Updated: Nov 6, 2023

Life is so good, but I’ve been surrounded by this black cloud.


I’ve been feeling restless-like there’s too much to do and I am just too weak and lazy to get it all done. My house is messier than I’d like and every time I walk into the house from the garage, I see piles of things that need to be given away, organized, cleaned and I add a mental note to get it done… eventually.


I’m homeschooling our younger 5 and often feel like I’m not present enough to them. The twins are in preschool and I’ve yet to sit down with them and practice handwriting. There are so many things I wanted to do with the kids in homeschooling: family rosary every night, one kid help plan/shop/cook dinner each week, dive into incredible read-aloud books on a daily basis… we’ve done some of these things maybe twice in 8 weeks.


I have so many ideas to get the word out about my book, blogs to write, people to contact… but I must save those to do items for after homeschool and by afternoon, my brain is fried and I just want to eat Cheeze-Its on the couch and scroll.

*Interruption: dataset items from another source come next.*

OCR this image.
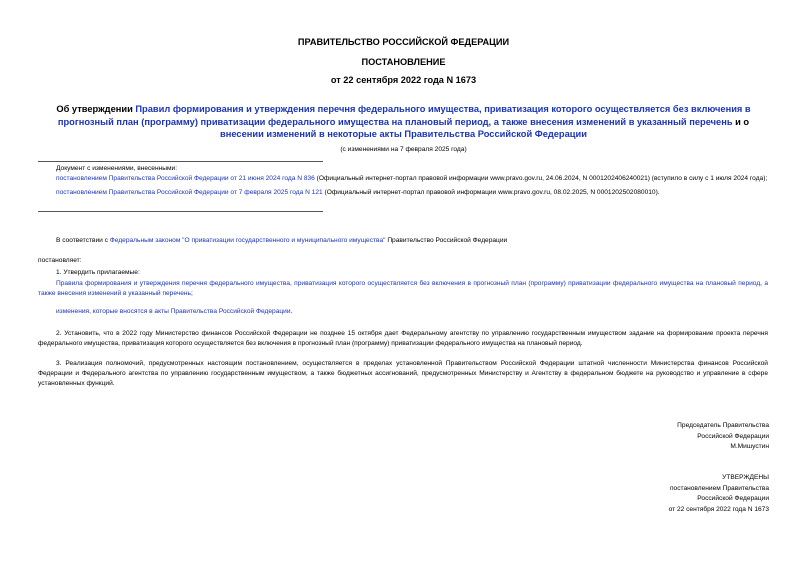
ПРАВИТЕЛЬСТВО РОССИЙСКОЙ ФЕДЕРАЦИИ
ПОСТАНОВЛЕНИЕ
от 22 сентября 2022 года N 1673
Об утверждении Правил формирования и утверждения перечня федерального имущества, приватизация которого осуществляется без включения в прогнозный план (программу) приватизации федерального имущества на плановый период, а также внесения изменений в указанный перечень и о внесении изменений в некоторые акты Правительства Российской Федерации
(с изменениями на 7 февраля 2025 года)
Документ с изменениями, внесенными:
постановлением Правительства Российской Федерации от 21 июня 2024 года N 836 (Официальный интернет-портал правовой информации www.pravo.gov.ru, 24.06.2024, N 0001202406240021) (вступило в силу с 1 июля 2024 года);
постановлением Правительства Российской Федерации от 7 февраля 2025 года N 121 (Официальный интернет-портал правовой информации www.pravo.gov.ru, 08.02.2025, N 0001202502080010).
В соответствии с Федеральным законом "О приватизации государственного и муниципального имущества" Правительство Российской Федерации
постановляет:
1. Утвердить прилагаемые:
Правила формирования и утверждения перечня федерального имущества, приватизация которого осуществляется без включения в прогнозный план (программу) приватизации федерального имущества на плановый период, а также внесения изменений в указанный перечень;
изменения, которые вносятся в акты Правительства Российской Федерации.
2. Установить, что в 2022 году Министерство финансов Российской Федерации не позднее 15 октября дает Федеральному агентству по управлению государственным имуществом задание на формирование проекта перечня федерального имущества, приватизация которого осуществляется без включения в прогнозный план (программу) приватизации федерального имущества на плановый период.
3. Реализация полномочий, предусмотренных настоящим постановлением, осуществляется в пределах установленной Правительством Российской Федерации штатной численности Министерства финансов Российской Федерации и Федерального агентства по управлению государственным имуществом, а также бюджетных ассигнований, предусмотренных Министерству и Агентству в федеральном бюджете на руководство и управление в сфере установленных функций.
Председатель Правительства
Российской Федерации
М.Мишустин
УТВЕРЖДЕНЫ
постановлением Правительства
Российской Федерации
от 22 сентября 2022 года N 1673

I have this vision of what my body should be. It doesn’t include Cheeze-Its and couch sitting. It includes weight lifting, running fast, lots of veggies and a slim, toned midsection. Spoiler alert: none of this is happening. Well I do lift weights and last night I had chili, so some peppers and onions. Those are veggies right? 🥴


The point of all this is to say… I feel my lack so hard right now. I am constantly seeing what I haven’t done instead of celebrating what I have done.


But God.


Specifically, God through Marriage. Marriage is a gift in that it helps us reorient our minds, hearts and souls towards God, towards grace.


God speaks to me through the Sacrament of Marriage. Matt tells me my mom game is on point lately. What?? He tells me I’m such a good teacher to the kids. Really? I’m not even doing all the things! He thanks me for cleaning the house. But does he not see how messy the garage is!? And as he hugs me, pulls me tighter to him, arms wrapped around my midsection, whispers to me how beautiful I am. 🥹 A very quiet voice inside whispers “believe him.”


Sometimes we need to shut those inner nagging voices down. There is always more we can do, but maybe those things are reminders that we are not what we do (or don’t do).


As we approach a very busy season, celebrate the things you are doing, all of the little, hidden, daily things your family relies on. Take 10 minutes and go to a quiet place (a locked bathroom with some music works well lol) and ask the Holy Spirit to inspire you. Then write down all the little things you do in a day (clean, grocery shop, cook, answer emails, volunteer, teach, wipe butts (yes that counts!), etc). Look over your list and thank God for the opportunities to serve him. Thank God for your family. Thank God for the energy he's given you. Praise Him for all the good he has done in you and through you. Then thank your spouse for all the things they do for you and your family. Nothing is too little here.


Don’t let the things undone rob you of the peace and grace of this current moment.